Two texts inputs for Text Classification in Inference API?

Two texts inputs for Text Classification in Inference API?

Hello!,

I’ve trained a model to classify if two texts have a relation between them. Therefore I need to introduce two independent strings as input.
As I’m using the tokenizer I can introduce two strings as input for the model using code, however I cannot reproduce that functionality in “Hosted Inference API”.

tokenizer = AutoTokenizer.from_pretrained("my-model")
model = AutoModelForSequenceClassification.from_pretrained("my-model")

input = tokenizer('I love you','I like you',return_tensors='pt')
model(**input)

When calling tokenizer with two separated strings the token type id distinguishes between text 1 and 2:

{'input_ids': tensor([[ 101, 1045, 2293, 2017,  102, 1045, 2066, 2017,  102]]), 'token_type_ids': tensor([[0, 0, 0, 0, 0, 1, 1, 1, 1]]), 'attention_mask': tensor([[1, 1, 1, 1, 1, 1, 1, 1, 1]])}

However using just one string and [SEP] this is not the case, and the behaviour is the same as in “Inference API”

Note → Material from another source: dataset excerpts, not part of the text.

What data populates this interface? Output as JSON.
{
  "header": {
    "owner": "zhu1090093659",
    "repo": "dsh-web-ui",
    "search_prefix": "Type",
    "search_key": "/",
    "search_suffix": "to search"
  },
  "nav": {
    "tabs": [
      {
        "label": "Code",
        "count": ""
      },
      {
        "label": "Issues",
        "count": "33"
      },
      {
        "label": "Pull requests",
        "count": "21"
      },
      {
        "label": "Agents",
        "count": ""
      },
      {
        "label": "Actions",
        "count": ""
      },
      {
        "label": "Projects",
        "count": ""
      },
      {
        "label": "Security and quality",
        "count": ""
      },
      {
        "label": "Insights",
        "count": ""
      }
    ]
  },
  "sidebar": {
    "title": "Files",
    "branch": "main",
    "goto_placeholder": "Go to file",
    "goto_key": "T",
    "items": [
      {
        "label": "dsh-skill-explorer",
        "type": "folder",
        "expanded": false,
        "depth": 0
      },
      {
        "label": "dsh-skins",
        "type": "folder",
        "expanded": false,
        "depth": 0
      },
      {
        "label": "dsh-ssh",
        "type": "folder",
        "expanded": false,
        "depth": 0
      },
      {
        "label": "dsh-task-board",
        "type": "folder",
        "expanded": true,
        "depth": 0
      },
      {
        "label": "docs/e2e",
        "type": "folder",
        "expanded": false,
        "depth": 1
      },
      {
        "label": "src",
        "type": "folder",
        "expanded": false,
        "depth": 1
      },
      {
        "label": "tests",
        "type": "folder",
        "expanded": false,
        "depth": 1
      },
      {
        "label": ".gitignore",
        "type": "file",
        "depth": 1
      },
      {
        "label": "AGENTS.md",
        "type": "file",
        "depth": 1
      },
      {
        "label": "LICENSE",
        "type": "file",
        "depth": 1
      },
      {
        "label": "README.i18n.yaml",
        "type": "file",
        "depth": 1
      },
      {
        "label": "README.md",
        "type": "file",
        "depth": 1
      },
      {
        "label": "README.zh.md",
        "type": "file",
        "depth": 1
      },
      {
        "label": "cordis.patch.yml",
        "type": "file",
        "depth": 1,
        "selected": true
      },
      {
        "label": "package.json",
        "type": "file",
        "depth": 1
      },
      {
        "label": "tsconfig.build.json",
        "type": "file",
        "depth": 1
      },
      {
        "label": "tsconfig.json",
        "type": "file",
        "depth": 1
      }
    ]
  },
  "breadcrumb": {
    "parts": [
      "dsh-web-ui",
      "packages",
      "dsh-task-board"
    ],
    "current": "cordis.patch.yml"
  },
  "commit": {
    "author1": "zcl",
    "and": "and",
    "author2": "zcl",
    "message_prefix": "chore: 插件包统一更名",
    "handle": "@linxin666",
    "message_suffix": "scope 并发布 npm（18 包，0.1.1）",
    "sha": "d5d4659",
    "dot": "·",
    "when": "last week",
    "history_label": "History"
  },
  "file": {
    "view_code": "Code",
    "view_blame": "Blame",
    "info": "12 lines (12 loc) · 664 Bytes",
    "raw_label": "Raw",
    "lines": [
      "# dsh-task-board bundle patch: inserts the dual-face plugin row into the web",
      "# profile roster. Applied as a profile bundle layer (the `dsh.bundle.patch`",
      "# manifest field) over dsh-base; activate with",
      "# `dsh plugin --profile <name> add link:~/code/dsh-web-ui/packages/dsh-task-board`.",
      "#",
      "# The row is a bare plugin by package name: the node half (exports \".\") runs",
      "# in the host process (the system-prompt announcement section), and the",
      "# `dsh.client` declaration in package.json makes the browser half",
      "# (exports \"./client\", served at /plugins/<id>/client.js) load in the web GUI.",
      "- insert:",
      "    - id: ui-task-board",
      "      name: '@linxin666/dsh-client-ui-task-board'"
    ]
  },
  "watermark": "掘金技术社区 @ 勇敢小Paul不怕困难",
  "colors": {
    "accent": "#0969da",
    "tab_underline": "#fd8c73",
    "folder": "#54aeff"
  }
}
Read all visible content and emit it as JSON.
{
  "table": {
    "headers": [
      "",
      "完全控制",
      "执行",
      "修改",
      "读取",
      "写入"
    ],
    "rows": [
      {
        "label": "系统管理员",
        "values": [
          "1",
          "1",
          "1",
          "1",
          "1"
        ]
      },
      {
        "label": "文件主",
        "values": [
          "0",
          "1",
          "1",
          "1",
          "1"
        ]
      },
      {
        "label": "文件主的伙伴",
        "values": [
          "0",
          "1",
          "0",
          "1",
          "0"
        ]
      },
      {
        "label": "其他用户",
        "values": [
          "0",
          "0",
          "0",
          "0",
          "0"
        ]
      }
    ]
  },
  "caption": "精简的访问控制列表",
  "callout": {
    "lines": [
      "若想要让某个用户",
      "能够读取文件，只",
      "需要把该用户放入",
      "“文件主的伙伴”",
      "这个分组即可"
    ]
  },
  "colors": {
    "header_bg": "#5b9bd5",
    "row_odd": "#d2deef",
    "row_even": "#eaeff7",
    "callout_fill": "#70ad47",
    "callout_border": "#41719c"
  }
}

{'input_ids': tensor([[ 101, 1045, 2293, 2017,  101, 1045, 2066, 2017,  102]]), 'token_type_ids': tensor([[0, 0, 0, 0, 0, 0, 0, 0, 0]]), 'attention_mask': tensor([[1, 1, 1, 1, 1, 1, 1, 1, 1]])}

Would it be possible to add a second input text to “Hosted Inference API” in order to reproduce the same behaviour that code allows?

Thanks!

1 Like

Hello,

You’re right that text classification hosted widget only takes one text and there are text classification models taking multiple text inputs. I opened an feature request to have a more flexible behavior. In the meanwhile if you want this for demonstration purposes, you can create a Space based on your model.